/ 8 September 2023

Why I chose but now question living in downtown Johannesburg

Ansteys In Rush Hour (1)
Joubert Street, Johannesburg: The author says there is nowhere else on earth that he would rather be. Photo: Scott Peter Smith

People often ask me, particularly in my working circles or some family members knowing my suburban roots, “Why do you live downtown? You have options you know.”

 “Yes, I know, but I like it,” I reply, often adding words such as vibrancy, bustle, experience or phrases like “keeping my feet on the ground”, “in touch”, “among the people”.

In mid-2010 I moved into the city. Not on the fringes, but almost Google map pinpoint centre of Johannesburg. On Joubert Street, the one exiting south of Park Station and leading right into Gandhi Square. One of the highest foot traffic streets in the city. 

I’ve loved it. My choice of residence has always been out in the bush, or skyscrapers. My work required the skyscrapers.

 But that is starting to change when it comes to inner-city Johannesburg. I’ve started asking myself the same question and the ready answers are harder to find. And it isn’t about recent events — fires, exploding streets or perception of a rising crime rate. It’s the feeling — the growing feeling that it is more difficult to live here because the municipality is making it harder to live here, either through simple absence or looking the other way.

 This lacklustre service delivery, this not-quite-knowing whether that service will be here tomorrow; the chunky and ineffective bureaucracy that makes it impossible to attempt any resolution of administrative matters. 

These things undermine anyone’s personal decision to live in the city. I use the word “decision” deliberately. The city should want people to decide to live here, not stumble into it and be stuck in the mud under the grind. 
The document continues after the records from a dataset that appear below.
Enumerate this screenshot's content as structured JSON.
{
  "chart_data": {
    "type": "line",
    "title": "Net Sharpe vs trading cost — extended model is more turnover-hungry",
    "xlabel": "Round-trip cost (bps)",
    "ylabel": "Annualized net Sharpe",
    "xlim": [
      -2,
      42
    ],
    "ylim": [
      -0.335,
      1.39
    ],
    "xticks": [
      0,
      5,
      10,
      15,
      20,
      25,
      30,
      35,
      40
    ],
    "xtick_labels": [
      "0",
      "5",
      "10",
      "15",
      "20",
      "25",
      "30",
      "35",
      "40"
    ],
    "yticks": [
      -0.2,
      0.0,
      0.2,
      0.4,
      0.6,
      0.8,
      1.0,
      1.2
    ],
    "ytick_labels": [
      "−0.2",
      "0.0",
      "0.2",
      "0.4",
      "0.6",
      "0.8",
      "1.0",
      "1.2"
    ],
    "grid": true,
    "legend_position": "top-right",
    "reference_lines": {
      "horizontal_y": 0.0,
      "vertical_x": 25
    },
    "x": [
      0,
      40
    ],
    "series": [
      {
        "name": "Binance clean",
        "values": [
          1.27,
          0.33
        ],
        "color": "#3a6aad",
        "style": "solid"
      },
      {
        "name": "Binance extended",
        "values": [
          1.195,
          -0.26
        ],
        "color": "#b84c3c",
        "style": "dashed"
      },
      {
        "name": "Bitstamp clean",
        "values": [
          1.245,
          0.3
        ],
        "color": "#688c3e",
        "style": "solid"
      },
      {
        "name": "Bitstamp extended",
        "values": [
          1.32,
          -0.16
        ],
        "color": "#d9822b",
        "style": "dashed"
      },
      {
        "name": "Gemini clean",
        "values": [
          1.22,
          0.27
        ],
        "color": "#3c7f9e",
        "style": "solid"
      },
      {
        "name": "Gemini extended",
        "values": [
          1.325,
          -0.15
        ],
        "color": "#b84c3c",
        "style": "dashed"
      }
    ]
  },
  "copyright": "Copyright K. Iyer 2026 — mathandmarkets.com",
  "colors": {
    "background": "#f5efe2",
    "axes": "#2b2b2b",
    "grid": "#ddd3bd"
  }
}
But the perception from the municipality is that the inner city is not occupied by those people. Rather the city is occupied by migrants, the unemployed and unemployable and so the less valuable. It’s this perception that justifies the lack of urgency to respond to abandoned or soon-to-be-abandoned buildings and the almost inevitable hijacking — so allowing the problem to expand over the city.
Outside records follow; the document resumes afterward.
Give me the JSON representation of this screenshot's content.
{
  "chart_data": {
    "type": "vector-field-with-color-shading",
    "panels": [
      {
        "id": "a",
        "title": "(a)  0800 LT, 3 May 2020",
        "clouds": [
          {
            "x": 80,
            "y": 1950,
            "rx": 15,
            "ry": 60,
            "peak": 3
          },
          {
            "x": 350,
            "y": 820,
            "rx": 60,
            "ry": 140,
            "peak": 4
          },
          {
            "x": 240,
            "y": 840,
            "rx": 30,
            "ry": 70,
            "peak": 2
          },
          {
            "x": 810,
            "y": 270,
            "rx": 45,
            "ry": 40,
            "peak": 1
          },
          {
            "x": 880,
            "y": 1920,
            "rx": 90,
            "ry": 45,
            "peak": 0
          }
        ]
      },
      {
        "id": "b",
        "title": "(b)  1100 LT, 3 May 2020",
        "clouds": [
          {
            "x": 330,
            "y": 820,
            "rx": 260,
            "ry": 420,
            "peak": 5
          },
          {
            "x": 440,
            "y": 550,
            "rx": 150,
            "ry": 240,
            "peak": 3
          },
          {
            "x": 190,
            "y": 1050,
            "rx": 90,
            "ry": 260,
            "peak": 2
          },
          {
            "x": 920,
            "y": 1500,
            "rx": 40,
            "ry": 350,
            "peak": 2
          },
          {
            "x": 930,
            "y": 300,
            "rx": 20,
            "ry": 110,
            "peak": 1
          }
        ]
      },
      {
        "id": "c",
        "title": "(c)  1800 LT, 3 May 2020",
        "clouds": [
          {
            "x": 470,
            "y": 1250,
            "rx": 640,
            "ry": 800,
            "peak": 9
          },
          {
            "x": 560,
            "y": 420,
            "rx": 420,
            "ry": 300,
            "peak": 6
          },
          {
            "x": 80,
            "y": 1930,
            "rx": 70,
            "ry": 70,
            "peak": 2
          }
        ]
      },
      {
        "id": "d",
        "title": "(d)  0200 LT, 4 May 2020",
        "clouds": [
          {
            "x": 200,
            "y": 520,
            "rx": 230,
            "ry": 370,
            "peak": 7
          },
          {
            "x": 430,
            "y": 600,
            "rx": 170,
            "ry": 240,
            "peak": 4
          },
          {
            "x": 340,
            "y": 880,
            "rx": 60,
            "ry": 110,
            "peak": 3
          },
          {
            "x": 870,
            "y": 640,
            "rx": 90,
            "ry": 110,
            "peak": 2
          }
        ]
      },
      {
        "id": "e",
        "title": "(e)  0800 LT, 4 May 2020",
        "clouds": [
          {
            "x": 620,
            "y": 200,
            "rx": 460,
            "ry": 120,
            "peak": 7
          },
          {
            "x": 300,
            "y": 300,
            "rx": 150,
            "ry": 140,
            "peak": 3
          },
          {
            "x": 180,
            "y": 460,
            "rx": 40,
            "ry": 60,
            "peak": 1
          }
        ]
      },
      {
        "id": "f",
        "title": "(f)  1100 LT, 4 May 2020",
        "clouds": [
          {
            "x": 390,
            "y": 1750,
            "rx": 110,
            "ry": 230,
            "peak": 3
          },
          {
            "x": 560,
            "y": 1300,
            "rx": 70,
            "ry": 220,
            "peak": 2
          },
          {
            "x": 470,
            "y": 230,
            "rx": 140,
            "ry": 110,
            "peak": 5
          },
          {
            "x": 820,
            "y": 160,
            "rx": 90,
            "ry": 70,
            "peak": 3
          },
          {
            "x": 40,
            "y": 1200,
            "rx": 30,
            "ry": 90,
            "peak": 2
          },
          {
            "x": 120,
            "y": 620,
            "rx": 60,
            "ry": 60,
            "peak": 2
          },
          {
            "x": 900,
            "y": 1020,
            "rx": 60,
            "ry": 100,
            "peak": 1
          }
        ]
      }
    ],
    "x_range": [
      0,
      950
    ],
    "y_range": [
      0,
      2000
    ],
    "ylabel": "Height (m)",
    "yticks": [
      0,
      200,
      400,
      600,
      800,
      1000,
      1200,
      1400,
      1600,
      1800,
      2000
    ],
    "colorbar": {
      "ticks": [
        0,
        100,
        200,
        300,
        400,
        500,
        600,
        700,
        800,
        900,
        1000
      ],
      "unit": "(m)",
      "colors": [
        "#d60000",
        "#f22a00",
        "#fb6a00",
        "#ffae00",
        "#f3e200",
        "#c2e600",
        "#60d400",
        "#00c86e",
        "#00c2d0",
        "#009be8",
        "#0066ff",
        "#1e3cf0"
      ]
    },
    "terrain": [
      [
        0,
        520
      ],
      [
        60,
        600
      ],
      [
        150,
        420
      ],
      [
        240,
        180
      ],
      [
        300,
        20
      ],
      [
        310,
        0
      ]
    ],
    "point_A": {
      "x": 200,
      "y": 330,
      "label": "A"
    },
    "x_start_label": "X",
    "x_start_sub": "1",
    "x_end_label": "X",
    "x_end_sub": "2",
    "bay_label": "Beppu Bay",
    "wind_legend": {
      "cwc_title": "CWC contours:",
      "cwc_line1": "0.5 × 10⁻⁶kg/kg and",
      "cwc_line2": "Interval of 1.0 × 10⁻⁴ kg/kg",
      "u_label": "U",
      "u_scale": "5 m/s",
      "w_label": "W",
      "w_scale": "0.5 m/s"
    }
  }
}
Johannesburg isn’t even at war with its people. It’s more like a cold war. Just a lingering threat of potential disasters dealt with by pop-up politics, maladministration and shady enforcement. 

In these circumstances, the faint din of traffic and bustling people reaching me on the 15th floor becomes less of a comfort and more of a reminder of what is really going on out there.
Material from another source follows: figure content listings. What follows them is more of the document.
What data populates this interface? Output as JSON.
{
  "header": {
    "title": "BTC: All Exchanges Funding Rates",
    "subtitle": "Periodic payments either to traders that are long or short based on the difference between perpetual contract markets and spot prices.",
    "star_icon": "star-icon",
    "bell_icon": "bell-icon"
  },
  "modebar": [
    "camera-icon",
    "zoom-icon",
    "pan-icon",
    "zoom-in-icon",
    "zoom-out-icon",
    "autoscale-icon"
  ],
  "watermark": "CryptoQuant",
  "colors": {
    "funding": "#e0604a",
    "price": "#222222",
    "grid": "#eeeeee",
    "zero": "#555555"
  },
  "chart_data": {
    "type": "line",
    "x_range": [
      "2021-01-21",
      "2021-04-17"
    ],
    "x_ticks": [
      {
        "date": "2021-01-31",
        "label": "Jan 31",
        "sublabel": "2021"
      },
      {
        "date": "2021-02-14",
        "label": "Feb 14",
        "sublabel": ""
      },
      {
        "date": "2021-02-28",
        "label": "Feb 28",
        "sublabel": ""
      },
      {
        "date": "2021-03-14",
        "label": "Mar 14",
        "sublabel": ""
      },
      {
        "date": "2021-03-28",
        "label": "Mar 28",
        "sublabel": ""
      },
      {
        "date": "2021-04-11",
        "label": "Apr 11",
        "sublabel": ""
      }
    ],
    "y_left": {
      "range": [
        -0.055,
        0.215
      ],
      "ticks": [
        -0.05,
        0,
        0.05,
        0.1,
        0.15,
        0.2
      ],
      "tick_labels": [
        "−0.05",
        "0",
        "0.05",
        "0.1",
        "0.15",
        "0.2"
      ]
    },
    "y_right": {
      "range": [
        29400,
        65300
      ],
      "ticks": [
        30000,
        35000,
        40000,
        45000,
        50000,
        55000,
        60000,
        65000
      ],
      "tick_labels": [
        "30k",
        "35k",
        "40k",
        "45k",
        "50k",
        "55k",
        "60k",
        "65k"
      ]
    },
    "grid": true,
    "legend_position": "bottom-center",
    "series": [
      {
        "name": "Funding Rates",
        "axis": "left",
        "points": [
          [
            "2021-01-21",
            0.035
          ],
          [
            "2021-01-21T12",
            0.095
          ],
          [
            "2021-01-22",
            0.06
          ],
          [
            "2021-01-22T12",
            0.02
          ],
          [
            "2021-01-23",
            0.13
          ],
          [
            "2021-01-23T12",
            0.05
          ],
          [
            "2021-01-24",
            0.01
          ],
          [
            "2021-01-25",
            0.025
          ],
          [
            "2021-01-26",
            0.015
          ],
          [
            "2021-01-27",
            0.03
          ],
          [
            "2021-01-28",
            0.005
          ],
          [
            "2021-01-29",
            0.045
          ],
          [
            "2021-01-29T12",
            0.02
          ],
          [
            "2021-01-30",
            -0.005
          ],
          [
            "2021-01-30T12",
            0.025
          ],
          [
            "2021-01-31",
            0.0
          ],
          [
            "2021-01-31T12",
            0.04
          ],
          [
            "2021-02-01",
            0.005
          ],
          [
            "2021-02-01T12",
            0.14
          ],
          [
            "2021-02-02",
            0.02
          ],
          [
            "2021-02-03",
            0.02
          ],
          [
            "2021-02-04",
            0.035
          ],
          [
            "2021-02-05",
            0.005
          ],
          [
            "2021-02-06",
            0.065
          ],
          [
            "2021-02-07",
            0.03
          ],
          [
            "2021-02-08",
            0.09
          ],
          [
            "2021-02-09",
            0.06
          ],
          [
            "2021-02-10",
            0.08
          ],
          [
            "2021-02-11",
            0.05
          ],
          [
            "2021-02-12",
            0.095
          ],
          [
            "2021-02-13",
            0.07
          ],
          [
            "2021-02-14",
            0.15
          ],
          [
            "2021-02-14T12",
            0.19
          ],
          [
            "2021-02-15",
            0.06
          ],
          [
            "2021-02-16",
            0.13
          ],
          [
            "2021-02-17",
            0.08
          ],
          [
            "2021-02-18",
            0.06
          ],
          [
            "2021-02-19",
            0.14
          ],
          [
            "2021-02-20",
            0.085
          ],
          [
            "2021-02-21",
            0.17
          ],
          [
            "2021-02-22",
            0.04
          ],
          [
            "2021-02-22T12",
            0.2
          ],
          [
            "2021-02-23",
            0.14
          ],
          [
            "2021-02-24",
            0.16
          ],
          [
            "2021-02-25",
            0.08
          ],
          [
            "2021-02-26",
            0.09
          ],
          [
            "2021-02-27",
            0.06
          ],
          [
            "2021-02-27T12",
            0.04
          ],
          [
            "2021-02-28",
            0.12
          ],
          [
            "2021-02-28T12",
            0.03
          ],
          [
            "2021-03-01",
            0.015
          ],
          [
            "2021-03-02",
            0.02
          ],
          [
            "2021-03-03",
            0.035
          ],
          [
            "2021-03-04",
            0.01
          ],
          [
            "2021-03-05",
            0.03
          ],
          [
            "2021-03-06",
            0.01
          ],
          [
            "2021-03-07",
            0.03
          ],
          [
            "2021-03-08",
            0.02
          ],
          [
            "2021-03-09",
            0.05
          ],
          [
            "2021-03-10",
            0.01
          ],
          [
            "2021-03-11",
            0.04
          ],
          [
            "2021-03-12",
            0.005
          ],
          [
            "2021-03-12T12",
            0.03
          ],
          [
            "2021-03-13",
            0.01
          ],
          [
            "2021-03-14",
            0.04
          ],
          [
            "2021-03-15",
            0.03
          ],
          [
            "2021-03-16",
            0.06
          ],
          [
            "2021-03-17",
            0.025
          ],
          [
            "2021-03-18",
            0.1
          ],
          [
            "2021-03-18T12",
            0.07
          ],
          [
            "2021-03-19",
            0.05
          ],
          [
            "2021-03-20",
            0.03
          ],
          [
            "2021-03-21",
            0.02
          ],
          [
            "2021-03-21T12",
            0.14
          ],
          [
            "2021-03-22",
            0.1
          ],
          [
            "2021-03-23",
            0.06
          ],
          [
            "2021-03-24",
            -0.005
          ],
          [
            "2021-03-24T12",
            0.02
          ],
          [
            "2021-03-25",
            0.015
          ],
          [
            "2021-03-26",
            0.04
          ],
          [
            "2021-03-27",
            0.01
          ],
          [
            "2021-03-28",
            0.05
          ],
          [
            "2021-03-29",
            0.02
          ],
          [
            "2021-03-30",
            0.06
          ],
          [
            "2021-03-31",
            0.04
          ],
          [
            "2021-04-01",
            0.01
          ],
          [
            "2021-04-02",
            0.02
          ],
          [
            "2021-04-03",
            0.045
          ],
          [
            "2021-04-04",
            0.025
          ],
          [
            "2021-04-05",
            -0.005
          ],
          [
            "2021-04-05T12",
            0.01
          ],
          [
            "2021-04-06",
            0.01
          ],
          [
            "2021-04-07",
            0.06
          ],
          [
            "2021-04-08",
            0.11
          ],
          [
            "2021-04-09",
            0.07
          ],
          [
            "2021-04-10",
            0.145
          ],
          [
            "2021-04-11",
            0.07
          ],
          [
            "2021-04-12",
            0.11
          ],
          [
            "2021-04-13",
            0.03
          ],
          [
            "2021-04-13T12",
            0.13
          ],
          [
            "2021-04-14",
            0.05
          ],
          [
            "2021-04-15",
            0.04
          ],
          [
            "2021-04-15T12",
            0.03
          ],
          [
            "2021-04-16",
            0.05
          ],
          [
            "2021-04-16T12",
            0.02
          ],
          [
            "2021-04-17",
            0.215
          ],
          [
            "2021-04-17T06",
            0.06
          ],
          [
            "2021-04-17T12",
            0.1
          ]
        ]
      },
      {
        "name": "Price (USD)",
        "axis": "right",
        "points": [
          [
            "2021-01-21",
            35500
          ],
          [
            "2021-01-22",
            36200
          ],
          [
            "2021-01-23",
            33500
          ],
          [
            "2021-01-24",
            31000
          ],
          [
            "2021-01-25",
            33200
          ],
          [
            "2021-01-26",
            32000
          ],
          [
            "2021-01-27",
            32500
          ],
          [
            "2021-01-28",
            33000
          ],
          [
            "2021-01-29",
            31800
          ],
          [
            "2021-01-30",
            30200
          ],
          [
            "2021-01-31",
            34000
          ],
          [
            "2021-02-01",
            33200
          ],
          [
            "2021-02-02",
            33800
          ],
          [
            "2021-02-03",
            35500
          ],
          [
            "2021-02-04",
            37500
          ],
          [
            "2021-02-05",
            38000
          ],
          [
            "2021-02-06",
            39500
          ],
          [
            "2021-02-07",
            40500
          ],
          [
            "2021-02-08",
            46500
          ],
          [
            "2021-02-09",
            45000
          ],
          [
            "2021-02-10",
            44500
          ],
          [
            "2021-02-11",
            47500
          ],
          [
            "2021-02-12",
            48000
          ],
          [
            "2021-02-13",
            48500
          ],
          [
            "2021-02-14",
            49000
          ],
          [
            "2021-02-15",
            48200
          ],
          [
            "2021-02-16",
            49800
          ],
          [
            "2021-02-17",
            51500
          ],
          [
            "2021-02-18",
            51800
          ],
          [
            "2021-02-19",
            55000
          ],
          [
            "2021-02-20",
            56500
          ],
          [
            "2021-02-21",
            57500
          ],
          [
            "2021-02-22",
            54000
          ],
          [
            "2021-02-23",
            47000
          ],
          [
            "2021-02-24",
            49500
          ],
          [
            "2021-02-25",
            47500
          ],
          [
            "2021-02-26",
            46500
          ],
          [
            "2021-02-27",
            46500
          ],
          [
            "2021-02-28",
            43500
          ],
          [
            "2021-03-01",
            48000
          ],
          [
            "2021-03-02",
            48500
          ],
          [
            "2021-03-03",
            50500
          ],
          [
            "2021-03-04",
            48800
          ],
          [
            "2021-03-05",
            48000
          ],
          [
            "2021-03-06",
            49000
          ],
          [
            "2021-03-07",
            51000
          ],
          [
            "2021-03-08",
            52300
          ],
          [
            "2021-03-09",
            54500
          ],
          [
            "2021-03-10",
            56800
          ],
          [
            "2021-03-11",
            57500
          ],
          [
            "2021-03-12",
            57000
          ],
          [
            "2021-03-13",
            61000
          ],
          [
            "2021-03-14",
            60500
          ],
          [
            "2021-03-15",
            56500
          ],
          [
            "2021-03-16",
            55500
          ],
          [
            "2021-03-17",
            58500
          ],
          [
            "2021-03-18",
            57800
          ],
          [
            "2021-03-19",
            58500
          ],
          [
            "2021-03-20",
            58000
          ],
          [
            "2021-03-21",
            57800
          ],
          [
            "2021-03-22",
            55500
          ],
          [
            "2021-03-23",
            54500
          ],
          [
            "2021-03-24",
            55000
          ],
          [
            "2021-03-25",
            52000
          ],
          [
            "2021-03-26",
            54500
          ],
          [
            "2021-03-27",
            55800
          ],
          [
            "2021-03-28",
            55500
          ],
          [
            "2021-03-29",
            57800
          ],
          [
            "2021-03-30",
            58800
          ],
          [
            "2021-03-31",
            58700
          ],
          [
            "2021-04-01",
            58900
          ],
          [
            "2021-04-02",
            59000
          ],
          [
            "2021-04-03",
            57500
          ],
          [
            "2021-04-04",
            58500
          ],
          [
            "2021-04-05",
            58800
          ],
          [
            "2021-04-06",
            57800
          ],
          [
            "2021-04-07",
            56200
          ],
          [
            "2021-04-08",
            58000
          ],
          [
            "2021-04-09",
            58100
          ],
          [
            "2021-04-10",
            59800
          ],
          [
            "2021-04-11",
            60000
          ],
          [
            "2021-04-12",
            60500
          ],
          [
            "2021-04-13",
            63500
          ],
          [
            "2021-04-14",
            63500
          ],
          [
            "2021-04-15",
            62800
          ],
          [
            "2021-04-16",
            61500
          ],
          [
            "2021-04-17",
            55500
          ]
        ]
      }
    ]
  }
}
I used to write about and take photographs of dark buildings when I first moved to the city. When I still had a deep need to learn how these streets worked. There are many examples, but just two blocks west of me was an occupied dark building. Less criminally hijacked, but slipping rapidly so early in the last decade. 

It started by falling behind on its rates, having a dysfunctional and weak body corporate, having rate agencies stealing from them through corruption and the city eventually turning off services. This leads to abandonment and then a ripeness for criminality.

The people in this building were not migrants or the desperately poor, or suspicious of the authorities. They were legitimate property owners, now finding themselves unable to protect their investments. And as the first dominoes fell, they were eventually threatened and bullied out of their homes as the building slipped into inevitable disrepair. 

The body corporate, then individual owners, once strong, get worn down by the sheer forces standing against them.

I, and my neighbours, are in the same predicament. Perhaps this is how is starts. Lift not working, empty flats around me, unable to be filled up because of the non-operating lift, a growing backlog of rates not being paid, inability to collect this backlog from property owners because of legal obstacles; a number of compounding problems. An ever-so-slight slippage, one month at a time.

But here we are. We are a little different, our body corporate and smaller select of trustees has some renewed vigour. We met again just earlier this week — talking about loans, solutions, special levies, how to fix the lift, our crumbling facade. It’s positive. We can still stop this. It is this action and behaviour we must expect to be supported by the city.

But just last month, my municipal rates doubled after an arbitrary and non-assessed increase in my property value by the city. Normally that should be considered a good thing, but it makes our problem of collecting rates and imposing special levies to solve our problems all the less affordable. We made our objections through the right channels before the assessment was made. These were ignored. Calls, even from lawyers, remain unanswered. For years most of the residents of the building have been trying to change our status from a business residence to a residential one — most people in my building are just that — residents. Home owners. This too, has proven impossible.

Is this a city trying to help itself? Is this the kind of behaviour we can expect from officials towards those who are choosing to invest in the city, buy homes, and still commit to live here? It seems so. Then how can we expect abandonment and hijacking to be curbed by this same municipality?

As I ponder whether to leave the city, to give up, knowing full well what the knock-on effect of my own abandonment can lead to, I still wonder how I can possibly be anywhere else and feel the same. 

Scott Peter Smith is the chief digital officer at the Mail & Guardian and a downtown Johannesburg survivor. He writes in his personal capacity.